This article was published 26/05/2005 (6339 days ago), so information in it may no longer be current.

DON’T be scared of the F word, say the organizers of the 2005 Sugar & Splice film festival.

F for feminist, that is.

You can find all kinds of feminisms at this four-night program, from a documentary about the old-school radicalism of Audre Lorde, the African-American lesbian poet (The Edge of Each Other’s Battles), to a riot-grrl look at Amazon bikers (The Amazing Amazons).

Feature-length films include Under Wraps: A Film About Going with the Flow, Teresa MacInnes’s demystifying doc about menstruation, and Born in Flames, a feminist Trotskyite New Wave sci-fi fable from Lizzie Borden. Released in 1983, this no-budget dystopian film has become a kind of cult classic for the political crowd. Supporters often call it revolutionary; detractors sometimes call it unwatchable.

Karen Duthie’s documentary 100% Woman looks at the life of Michelle Dumaresq, the B.C.-based competitive mountain biker whose athletic achievements are controversial because she happens to have been born a boy named Michael. The style is straightforward point-and-shoot, but the subject is approached with complexity and compassion. Duthie examines a range of reactions to the transgendered Dumaresq, from those who support her, to those who believe she might have an unfair advantage from some residual maleness, to those who think her a freak of nature.

Maid in America by Anayansi Prado tracks three Latina immigrant women working as domestics in Los Angeles. Prado looks at their human stories — they have left their own children to care for American families — while raising larger questions about globalization and workers’ rights.

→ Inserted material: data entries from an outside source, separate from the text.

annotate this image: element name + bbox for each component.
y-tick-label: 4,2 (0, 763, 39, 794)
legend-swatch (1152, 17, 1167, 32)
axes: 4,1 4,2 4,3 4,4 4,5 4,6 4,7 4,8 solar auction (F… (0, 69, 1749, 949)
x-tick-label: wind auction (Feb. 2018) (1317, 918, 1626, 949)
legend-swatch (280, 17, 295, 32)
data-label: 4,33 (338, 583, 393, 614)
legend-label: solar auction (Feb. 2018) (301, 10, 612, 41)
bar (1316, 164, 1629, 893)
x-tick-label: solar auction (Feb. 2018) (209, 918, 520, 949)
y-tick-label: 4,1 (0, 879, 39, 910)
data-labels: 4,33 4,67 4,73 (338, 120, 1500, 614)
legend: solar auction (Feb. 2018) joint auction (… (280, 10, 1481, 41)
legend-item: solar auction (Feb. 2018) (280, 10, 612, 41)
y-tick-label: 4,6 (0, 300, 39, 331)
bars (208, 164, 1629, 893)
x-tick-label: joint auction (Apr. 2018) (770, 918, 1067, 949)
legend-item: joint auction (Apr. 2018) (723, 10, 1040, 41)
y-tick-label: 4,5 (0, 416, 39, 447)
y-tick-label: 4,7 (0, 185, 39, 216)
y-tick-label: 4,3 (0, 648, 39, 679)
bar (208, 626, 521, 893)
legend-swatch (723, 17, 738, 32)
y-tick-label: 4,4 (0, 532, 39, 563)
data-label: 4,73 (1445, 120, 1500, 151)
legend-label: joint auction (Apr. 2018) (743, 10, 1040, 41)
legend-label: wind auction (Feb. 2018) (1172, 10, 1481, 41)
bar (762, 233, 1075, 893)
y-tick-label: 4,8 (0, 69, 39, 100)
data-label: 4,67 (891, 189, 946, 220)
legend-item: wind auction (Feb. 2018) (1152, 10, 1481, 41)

The festival highlights shorts, including a seven-film compilation from Atlantic Canada. Film Fatale features poignant personal memoirs, a whimsical animated salute to Zsa Zsa Gabor’s eight husbands, and a mockumentary about a woman caught in Halifax traffic for seven days.

Ladies First: Ladies’ Firsts is the latest release in the Winnipeg Film Group’s series of retrospective DVDs. Curated by local director Carole O’Brien, the collection looks back at over 15 years of films, including the pansexual experimental kookiness of Jennifer Bisch’s The Arousing Adventures of Sailor Boy, Maureen Devanik Butterfield’s Dames, a stylish and hard-boiled feminist take on film noir, and Under the Rocking Horse, Kelli Shinfield’s trippy Freudian twist on growing up in suburbia. The films make a good counterbalance to the guyville vibe of a lot of WFG work.

The Shorts Competition showcases 10 films — some local, some national — including meditations on identity (Dialogue), family history (Together But Separate, Post-Partum), sexuality (Coolie Gyal) and, of course, the peril and promise of cute boys (The Hard Facts of a Rock’n’Roll Crush).

The festival also features a panel discussion with local filmmakers Danishka Esterhazy, Shawna Dempsey and O’Brien, along with out-of-towner Lia Rinaldo, the director of the Atlantic Film Festival, as well as a kickoff party on Thursday night and a gala wrapup on Sunday.